Bentornati nella democrazia parlamentare . Sembra questo il messaggio del Presidente Mattarella nel conferire il mandato esplorativo alla neopresidente del Senato Maria Elisabetta Alberti Casellati.
Non sarà facile il compito assegnato alla seconda carica dello stato. La prima inquilina di Palazzo Madama dovrà infatti , entro venerdì 20 aprile, verificare la disponibilità del centrodestra formato da Lega, Forza Italia e Fratelli d’Italia di formare una maggioranza di governo con il Movimento cinque stelle , che – dal canto suo – per bocca del proprio candidato Presidente del Consiglio di Majo, ha già posto dei paletti molto precisi all’operazione, riassumibili nel veto senza appello verso Silvio Berlusconi.

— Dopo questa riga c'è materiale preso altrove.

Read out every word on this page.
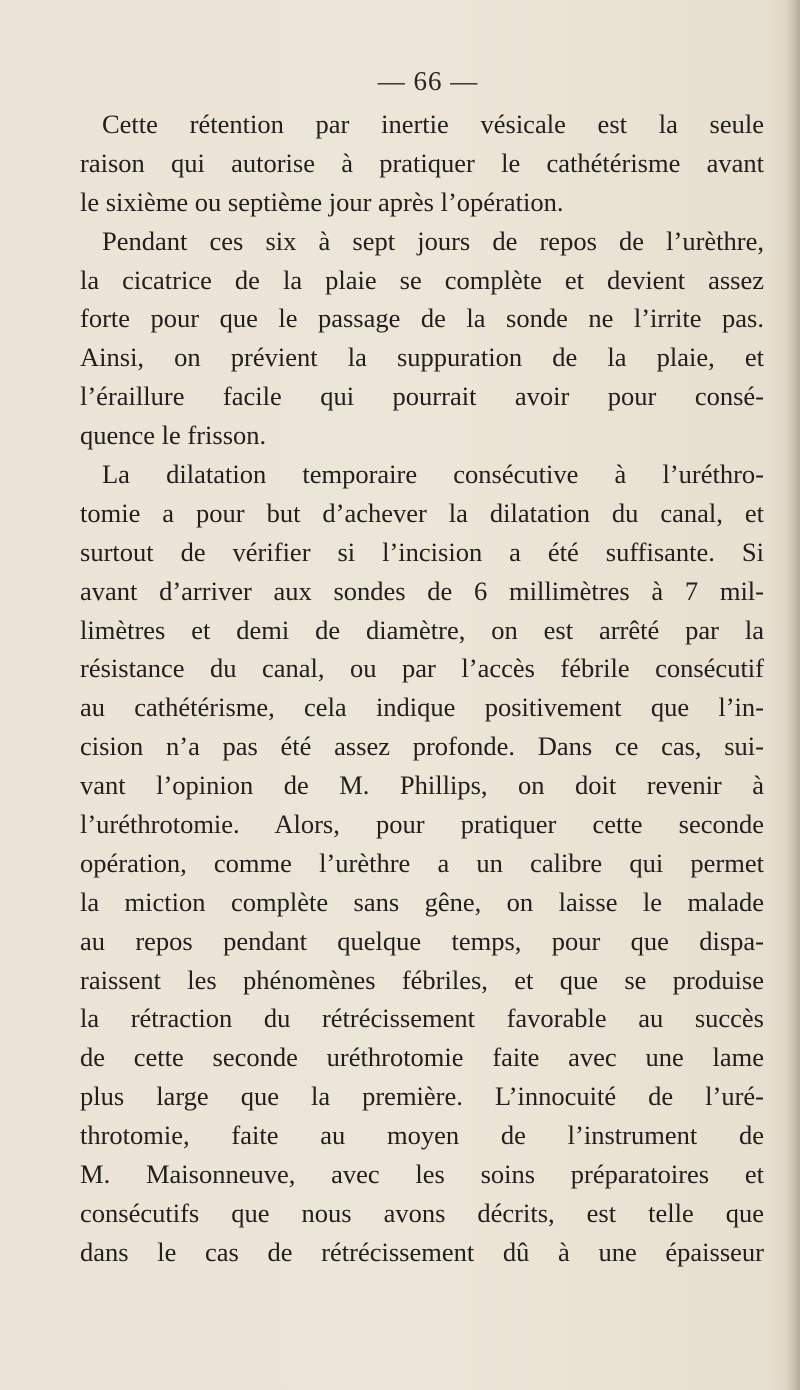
— 66 —
Cette rétention par inertie vésicale est la seule
raison qui autorise à pratiquer le cathétérisme avant
le sixième ou septième jour après l’opération.
Pendant ces six à sept jours de repos de l’urèthre,
la cicatrice de la plaie se complète et devient assez
forte pour que le passage de la sonde ne l’irrite pas.
Ainsi, on prévient la suppuration de la plaie, et
l’éraillure facile qui pourrait avoir pour consé-
quence le frisson.
La dilatation temporaire consécutive à l’uréthro-
tomie a pour but d’achever la dilatation du canal, et
surtout de vérifier si l’incision a été suffisante. Si
avant d’arriver aux sondes de 6 millimètres à 7 mil-
limètres et demi de diamètre, on est arrêté par la
résistance du canal, ou par l’accès fébrile consécutif
au cathétérisme, cela indique positivement que l’in-
cision n’a pas été assez profonde. Dans ce cas, sui-
vant l’opinion de M. Phillips, on doit revenir à
l’uréthrotomie. Alors, pour pratiquer cette seconde
opération, comme l’urèthre a un calibre qui permet
la miction complète sans gêne, on laisse le malade
au repos pendant quelque temps, pour que dispa-
raissent les phénomènes fébriles, et que se produise
la rétraction du rétrécissement favorable au succès
de cette seconde uréthrotomie faite avec une lame
plus large que la première. L’innocuité de l’uré-
throtomie, faite au moyen de l’instrument de
M. Maisonneuve, avec les soins préparatoires et
consécutifs que nous avons décrits, est telle que
dans le cas de rétrécissement dû à une épaisseur
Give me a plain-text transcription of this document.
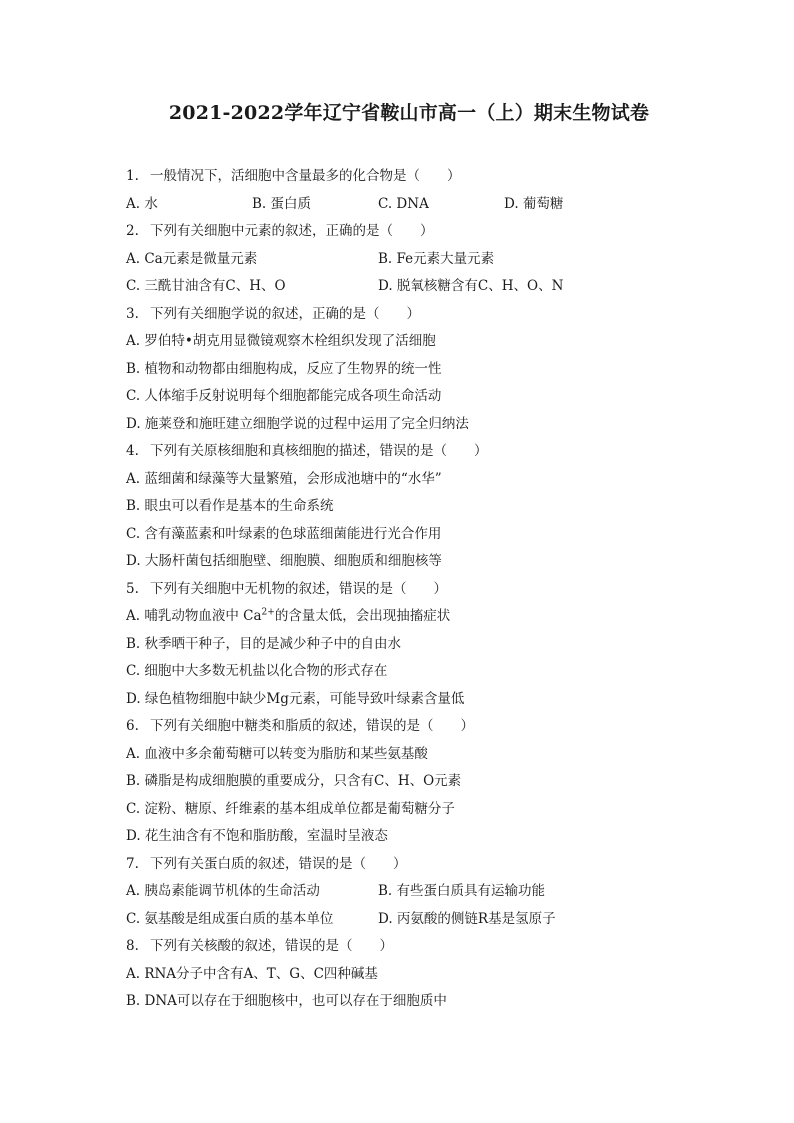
2021-2022学年辽宁省鞍山市高一（上）期末生物试卷
1. 一般情况下，活细胞中含量最多的化合物是（　　）
A. 水	B. 蛋白质	C. DNA	D. 葡萄糖
2. 下列有关细胞中元素的叙述，正确的是（　　）
A. Ca元素是微量元素	B. Fe元素大量元素
C. 三酰甘油含有C、H、O	D. 脱氧核糖含有C、H、O、N
3. 下列有关细胞学说的叙述，正确的是（　　）
A. 罗伯特•胡克用显微镜观察木栓组织发现了活细胞
B. 植物和动物都由细胞构成，反应了生物界的统一性
C. 人体缩手反射说明每个细胞都能完成各项生命活动
D. 施莱登和施旺建立细胞学说的过程中运用了完全归纳法
4. 下列有关原核细胞和真核细胞的描述，错误的是（　　）
A. 蓝细菌和绿藻等大量繁殖，会形成池塘中的“水华”
B. 眼虫可以看作是基本的生命系统
C. 含有藻蓝素和叶绿素的色球蓝细菌能进行光合作用
D. 大肠杆菌包括细胞壁、细胞膜、细胞质和细胞核等
5. 下列有关细胞中无机物的叙述，错误的是（　　）
A. 哺乳动物血液中 $Ca^{2+}$的含量太低，会出现抽搐症状
B. 秋季晒干种子，目的是减少种子中的自由水
C. 细胞中大多数无机盐以化合物的形式存在
D. 绿色植物细胞中缺少Mg元素，可能导致叶绿素含量低
6. 下列有关细胞中糖类和脂质的叙述，错误的是（　　）
A. 血液中多余葡萄糖可以转变为脂肪和某些氨基酸
B. 磷脂是构成细胞膜的重要成分，只含有C、H、O元素
C. 淀粉、糖原、纤维素的基本组成单位都是葡萄糖分子
D. 花生油含有不饱和脂肪酸，室温时呈液态
7. 下列有关蛋白质的叙述，错误的是（　　）
A. 胰岛素能调节机体的生命活动	B. 有些蛋白质具有运输功能
C. 氨基酸是组成蛋白质的基本单位	D. 丙氨酸的侧链R基是氢原子
8. 下列有关核酸的叙述，错误的是（　　）
A. RNA分子中含有A、T、G、C四种碱基
B. DNA可以存在于细胞核中，也可以存在于细胞质中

L’incarico esplorativo è una “risorsa” che la prassi costituzionale assegna al Capo dello Stato nei casi in cui le consultazioni si fossero rivelate inefficaci ai fini di risolvere una crisi di governo. Gli anni della cosiddetta seconda Repubblica ci avevano abituati all’indicazione del “premier “ ( figura del tutto inventata in Italia) sulla scheda elettorale e a una sorta di semipresidenzialismo immaginario , dovuto a leggi elettorali miste a prevalenza maggioritaria, come Il Mattarellum, o proporzionali con forti premi di maggioranza come il Porcellum.
Solo una volta infatti negli ultimi 25 anni il Quirinale ha fatto ricorso al mandato esplorativo ed è stato nel 2013, quando l’inaspettata avanzata dei Cinque Stelle rese impossibile a Pierluigi Bersani la formazione di un governo di centrosinistra. Prima di allora si ricorda soltanto l’incarico affidato nella primavera del 1987 da Francesco Cossiga alla Presidente della Camera Nilde Jotti per tentare di risolvere la crisi causata dalle dimissioni del secondo ed ultimo governo Craxi. Un mandato che condusse ad un governo elettorale affidato ad Amintore Fanfani e alle elezioni anticipate che si sarebbero tenute da lì a poco .
I precedenti storici, perciò, non sono di buon auspicio per il lavoro di Alberti Casellati e ancor meno lo è un quadro politico determinato da una legge elettorale fondata da su due principi contraddittori. Le regole volute dal PD renziano e da Forza Italia affiancano infatti al principio di proporzionalità che assegnerebbe il ruolo di primo partito al movimento di Grillo e Casaleggio, quello di coalizione, che assegna il primato al centrodestra , il quale si è presentato unito in tutti i collegi attraverso cui è stata eletta la quota di parlamentari assegnata con il maggioritario. Paradossi di un sistema misto particolarmente farraginoso e bizantino che porterà quasi sicuramente alla formazione di un governo distante dalle aspettative della maggioranza degli elettori.
Si tratta tuttavia di una distorsione che non è diretta conseguenza né del parlamentarismo , né tantomeno del sistema proporzionale in quanto tale.
In un altro diciotto aprile , ormai consegnato alla storia , infatti, si ebbe un risultato elettorale diverso da quello auspicato dalle aspettative della vigilia, ma , a differenza del 2018, fu chiaro da subito chi avrebbe governato e chi sarebbe stato all’opposizione. Il sistema elettorale tuttavia era un proporzionale puro e il governo parlamentare.
Era il 1948 e il Presidente del Consiglio si chiamava Alcide De Gasperi mentre i capi dell’opposizione- il Fronte democratico popolare – erano Nenni e Togliatti.